Personal information
- Date of birth: 18 January 1988 (age 38)
- Place of birth: Netanya, Israel
- Height: 1.84 m (6 ft 0 in)
- Position: Goalkeeper

College career
- Years: Team / Apps / (Gls)
- 2006–2009: Boston College Eagles

Senior career*
- Years: Team / Apps / (Gls)
- 2009–2012: ASA Tel Aviv
- 2012–2014: Telstar / 30 / (0)
- 2014–2015: 1. FC Lübars / 20 / (0)
- 2015–2016: MSV Duisburg / 4 / (0)

International career^{‡}
- 2009–2016: Israel / 36 / (0)

= Meirav Shamir =

Israeli-American footballer

Meirav Shamir (מירב שמיר; born 18 January 1988) is an Israeli-American footballer who plays as a goalkeeper. She has been a member of the Israel national team.

==Early life==
Shamir was born in Netanya to a Jewish family. She grew up in the city of Netanya, until her family moved with her to the United States when she was two years old.

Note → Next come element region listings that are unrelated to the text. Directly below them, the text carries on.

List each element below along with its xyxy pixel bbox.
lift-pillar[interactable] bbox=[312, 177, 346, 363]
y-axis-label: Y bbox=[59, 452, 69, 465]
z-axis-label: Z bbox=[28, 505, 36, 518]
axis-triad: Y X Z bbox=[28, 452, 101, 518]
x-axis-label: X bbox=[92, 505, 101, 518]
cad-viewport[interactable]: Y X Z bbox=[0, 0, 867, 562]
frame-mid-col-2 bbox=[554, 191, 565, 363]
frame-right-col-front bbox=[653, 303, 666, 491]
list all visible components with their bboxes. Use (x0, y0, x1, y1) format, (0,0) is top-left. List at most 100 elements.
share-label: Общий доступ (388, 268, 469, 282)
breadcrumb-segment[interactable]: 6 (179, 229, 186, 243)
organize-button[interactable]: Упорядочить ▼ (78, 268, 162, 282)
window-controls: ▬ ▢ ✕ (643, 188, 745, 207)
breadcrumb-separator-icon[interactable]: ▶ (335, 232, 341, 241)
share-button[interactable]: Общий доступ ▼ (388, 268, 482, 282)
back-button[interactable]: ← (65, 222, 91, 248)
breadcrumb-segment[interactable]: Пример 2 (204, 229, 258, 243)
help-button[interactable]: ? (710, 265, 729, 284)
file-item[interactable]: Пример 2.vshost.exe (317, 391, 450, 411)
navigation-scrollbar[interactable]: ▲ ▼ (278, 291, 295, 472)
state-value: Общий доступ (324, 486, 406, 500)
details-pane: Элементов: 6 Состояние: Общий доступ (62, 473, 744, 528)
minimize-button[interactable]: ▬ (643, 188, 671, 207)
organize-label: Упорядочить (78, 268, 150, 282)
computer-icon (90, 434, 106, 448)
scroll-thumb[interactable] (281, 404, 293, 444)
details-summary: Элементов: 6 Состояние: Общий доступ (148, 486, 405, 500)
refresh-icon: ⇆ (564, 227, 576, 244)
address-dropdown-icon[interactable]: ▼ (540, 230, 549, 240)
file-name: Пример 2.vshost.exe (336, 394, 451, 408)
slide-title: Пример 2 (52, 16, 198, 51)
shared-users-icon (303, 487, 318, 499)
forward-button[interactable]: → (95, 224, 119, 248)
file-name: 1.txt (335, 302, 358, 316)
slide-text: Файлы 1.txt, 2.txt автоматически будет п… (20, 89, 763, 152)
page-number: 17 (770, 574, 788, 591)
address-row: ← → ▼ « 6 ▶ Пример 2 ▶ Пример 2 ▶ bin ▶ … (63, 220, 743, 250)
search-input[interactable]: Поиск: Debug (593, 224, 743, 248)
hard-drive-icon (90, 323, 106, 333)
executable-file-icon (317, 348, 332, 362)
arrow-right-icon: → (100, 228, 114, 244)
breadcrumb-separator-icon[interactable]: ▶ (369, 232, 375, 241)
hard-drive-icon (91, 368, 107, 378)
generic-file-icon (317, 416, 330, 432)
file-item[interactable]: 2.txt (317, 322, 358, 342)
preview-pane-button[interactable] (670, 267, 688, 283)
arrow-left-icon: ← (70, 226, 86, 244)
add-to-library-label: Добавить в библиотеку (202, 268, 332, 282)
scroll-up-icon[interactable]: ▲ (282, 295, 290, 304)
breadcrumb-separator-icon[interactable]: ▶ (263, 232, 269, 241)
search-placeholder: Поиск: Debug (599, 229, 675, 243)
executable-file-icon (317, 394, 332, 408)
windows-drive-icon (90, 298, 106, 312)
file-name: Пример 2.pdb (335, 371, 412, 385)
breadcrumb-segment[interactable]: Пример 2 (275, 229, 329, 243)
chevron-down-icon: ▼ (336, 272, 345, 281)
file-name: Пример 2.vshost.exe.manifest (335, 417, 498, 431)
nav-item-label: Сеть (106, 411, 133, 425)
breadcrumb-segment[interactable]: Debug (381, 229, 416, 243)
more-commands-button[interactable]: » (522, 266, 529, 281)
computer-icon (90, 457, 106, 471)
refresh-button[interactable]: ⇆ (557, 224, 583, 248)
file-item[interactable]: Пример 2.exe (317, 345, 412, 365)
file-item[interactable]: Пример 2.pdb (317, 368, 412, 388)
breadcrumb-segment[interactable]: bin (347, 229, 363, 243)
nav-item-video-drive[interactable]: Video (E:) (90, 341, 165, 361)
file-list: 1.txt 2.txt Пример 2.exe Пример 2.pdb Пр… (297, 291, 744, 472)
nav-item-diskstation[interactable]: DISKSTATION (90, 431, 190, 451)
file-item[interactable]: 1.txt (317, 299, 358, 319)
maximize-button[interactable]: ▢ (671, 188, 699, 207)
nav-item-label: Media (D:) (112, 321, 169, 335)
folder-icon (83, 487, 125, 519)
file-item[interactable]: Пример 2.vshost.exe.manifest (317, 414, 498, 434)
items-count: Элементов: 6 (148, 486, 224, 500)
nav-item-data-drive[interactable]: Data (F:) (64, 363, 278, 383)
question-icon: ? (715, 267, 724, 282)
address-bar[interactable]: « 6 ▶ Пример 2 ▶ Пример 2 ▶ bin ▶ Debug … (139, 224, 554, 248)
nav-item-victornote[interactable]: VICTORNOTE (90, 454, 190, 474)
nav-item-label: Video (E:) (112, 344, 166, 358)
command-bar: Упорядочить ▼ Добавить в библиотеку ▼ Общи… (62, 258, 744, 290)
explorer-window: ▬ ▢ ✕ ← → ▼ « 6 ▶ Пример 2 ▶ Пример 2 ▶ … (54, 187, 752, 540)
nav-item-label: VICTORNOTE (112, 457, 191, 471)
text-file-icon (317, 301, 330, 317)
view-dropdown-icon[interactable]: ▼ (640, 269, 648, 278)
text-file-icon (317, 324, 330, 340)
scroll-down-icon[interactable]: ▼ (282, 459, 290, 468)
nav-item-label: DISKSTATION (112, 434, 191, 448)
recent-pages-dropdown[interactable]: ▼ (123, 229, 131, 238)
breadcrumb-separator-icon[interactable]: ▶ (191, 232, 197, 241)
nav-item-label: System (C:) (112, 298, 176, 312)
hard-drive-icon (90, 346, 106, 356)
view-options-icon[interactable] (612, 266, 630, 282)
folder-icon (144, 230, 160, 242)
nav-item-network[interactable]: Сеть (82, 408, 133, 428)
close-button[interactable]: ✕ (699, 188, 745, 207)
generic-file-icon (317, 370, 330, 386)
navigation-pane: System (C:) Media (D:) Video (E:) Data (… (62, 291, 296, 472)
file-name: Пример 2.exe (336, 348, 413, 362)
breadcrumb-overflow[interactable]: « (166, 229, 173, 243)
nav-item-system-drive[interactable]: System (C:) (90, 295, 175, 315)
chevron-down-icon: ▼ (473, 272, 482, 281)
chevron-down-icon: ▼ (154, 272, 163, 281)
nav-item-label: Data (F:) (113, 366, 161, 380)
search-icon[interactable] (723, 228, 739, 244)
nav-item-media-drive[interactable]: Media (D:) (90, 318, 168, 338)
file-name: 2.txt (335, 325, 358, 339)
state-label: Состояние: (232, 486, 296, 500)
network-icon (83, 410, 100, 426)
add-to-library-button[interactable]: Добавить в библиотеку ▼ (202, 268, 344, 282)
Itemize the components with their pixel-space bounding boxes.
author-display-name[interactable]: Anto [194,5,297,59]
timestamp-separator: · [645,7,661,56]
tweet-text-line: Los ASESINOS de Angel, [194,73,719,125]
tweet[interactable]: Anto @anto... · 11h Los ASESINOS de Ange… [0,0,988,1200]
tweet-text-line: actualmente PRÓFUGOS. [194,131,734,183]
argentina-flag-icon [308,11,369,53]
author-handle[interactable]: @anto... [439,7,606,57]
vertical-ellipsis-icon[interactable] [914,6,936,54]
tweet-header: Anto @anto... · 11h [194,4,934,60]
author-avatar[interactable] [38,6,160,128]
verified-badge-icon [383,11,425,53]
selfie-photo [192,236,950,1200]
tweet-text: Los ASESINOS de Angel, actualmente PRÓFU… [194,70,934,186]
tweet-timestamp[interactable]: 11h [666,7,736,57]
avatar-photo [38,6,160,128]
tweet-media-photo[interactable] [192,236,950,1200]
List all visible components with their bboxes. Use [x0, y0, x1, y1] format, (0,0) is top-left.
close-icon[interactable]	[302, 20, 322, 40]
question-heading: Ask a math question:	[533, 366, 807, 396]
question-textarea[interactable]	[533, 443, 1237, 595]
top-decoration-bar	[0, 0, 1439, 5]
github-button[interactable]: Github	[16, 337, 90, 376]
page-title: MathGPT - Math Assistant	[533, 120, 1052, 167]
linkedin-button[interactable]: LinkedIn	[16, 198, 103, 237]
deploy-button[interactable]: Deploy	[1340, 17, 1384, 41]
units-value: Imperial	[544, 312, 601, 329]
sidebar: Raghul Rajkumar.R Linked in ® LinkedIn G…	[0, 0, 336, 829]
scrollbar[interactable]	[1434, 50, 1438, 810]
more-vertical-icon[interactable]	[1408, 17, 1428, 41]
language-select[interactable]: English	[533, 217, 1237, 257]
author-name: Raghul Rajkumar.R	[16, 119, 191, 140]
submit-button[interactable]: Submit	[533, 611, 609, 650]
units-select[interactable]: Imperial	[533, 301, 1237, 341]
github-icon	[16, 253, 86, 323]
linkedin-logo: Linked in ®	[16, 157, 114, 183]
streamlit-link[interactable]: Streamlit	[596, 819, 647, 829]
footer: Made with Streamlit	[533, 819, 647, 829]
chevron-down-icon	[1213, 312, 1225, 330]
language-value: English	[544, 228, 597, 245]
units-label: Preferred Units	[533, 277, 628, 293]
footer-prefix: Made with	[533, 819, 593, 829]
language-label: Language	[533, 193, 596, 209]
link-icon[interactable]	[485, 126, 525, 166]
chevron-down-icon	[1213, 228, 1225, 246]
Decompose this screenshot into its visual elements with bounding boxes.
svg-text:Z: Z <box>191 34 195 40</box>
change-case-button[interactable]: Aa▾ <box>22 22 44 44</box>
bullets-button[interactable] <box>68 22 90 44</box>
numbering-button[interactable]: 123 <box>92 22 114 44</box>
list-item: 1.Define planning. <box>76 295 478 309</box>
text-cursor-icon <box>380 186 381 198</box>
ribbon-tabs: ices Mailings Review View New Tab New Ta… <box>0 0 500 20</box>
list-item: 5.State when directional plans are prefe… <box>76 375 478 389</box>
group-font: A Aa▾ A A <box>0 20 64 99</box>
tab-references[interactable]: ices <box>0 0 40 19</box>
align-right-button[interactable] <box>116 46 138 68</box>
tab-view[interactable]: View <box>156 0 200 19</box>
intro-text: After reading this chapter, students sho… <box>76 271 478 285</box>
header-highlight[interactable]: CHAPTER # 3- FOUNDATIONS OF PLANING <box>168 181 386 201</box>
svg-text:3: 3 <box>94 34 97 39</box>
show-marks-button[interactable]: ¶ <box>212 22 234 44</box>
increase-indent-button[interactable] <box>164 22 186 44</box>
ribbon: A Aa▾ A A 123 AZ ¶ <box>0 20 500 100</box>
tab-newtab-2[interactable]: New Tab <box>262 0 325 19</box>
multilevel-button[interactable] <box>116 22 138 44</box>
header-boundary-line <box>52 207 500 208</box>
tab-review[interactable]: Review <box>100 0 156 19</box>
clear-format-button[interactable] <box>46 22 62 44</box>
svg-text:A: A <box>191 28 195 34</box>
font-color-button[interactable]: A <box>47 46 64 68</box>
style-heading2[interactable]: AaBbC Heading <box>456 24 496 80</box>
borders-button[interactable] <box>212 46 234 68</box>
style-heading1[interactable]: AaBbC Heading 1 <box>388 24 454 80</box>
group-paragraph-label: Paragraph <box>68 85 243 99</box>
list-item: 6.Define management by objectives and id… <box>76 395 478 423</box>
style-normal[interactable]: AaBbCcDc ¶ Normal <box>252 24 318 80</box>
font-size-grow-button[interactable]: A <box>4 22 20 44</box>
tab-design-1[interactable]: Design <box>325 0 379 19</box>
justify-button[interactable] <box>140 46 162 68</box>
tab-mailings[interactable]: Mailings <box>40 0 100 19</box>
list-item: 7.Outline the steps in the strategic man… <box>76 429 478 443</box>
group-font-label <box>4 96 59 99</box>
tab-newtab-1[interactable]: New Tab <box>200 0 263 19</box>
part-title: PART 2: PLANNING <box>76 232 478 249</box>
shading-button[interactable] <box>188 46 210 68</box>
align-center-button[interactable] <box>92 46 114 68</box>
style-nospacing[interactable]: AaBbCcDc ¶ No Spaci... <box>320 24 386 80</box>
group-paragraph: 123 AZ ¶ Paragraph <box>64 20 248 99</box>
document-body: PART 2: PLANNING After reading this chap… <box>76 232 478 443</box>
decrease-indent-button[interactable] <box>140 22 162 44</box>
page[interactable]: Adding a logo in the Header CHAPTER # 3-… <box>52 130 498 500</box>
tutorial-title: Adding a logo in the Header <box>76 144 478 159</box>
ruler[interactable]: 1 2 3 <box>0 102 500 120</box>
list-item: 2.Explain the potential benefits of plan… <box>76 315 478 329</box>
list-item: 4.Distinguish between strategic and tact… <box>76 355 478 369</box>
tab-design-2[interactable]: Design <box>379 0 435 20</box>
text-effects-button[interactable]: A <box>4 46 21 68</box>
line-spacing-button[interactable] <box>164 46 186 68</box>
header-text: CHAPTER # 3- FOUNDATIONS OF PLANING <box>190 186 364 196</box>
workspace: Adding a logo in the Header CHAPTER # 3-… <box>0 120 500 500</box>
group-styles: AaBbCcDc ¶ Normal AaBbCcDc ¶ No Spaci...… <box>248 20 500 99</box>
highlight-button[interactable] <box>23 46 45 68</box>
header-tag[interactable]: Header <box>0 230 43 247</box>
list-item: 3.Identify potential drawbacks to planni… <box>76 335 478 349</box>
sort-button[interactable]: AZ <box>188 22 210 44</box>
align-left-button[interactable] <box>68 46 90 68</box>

Shamir started playing soccer when she was just four years old and as a young child her dream was "to play soccer collegiately and eventually play for the national team."

==Club career==
After competing with the United States side at the 2009 Maccabiah Games, Shamir was approached by the staff of the national team about joining them in their campaign to qualify for the 2011 FIFA Women's World Cup. Shamir subsequently left Boston College to join the national team and complete her degree at Tel Aviv University while playing for ASA Tel Aviv domestically. After 3 years in ASA Tel Aviv, taking three top league Championships and Israeli Cup, Shamir joined Telstar of the Eredivisie (First League) in the Netherlands. After a successful two seasons with Telstar, Shamir made the move to Germany and signed with the 2nd Bundesliga club, 1. FC Lübars, also known as the club Hertha BSC.

By FC Lübars, Shamir had a successful season. Her first 10 games, Shamir kept the 0, beating Manuel Neuer's record with most games without conceding a goal. She finished the season with 15 clean sheets in 20 games, and helping Lübars finish in first place and win the league. Unfortunately, due to financial problems, FC Lübars could not move up to the first league.

Shamir signed with MSV Duisburg for the 2015–16. MSV also competes in the 2nd Bundesliga after being relegated from the 1st Bundesliga after the 2014–15 season.

==International career==
Shamir made her Israel national team debut in a 1–0 win on 24 October 2009 in a 2011 FIFA Women's World Cup qualifying match against Kazakhstan in Ness Ziona.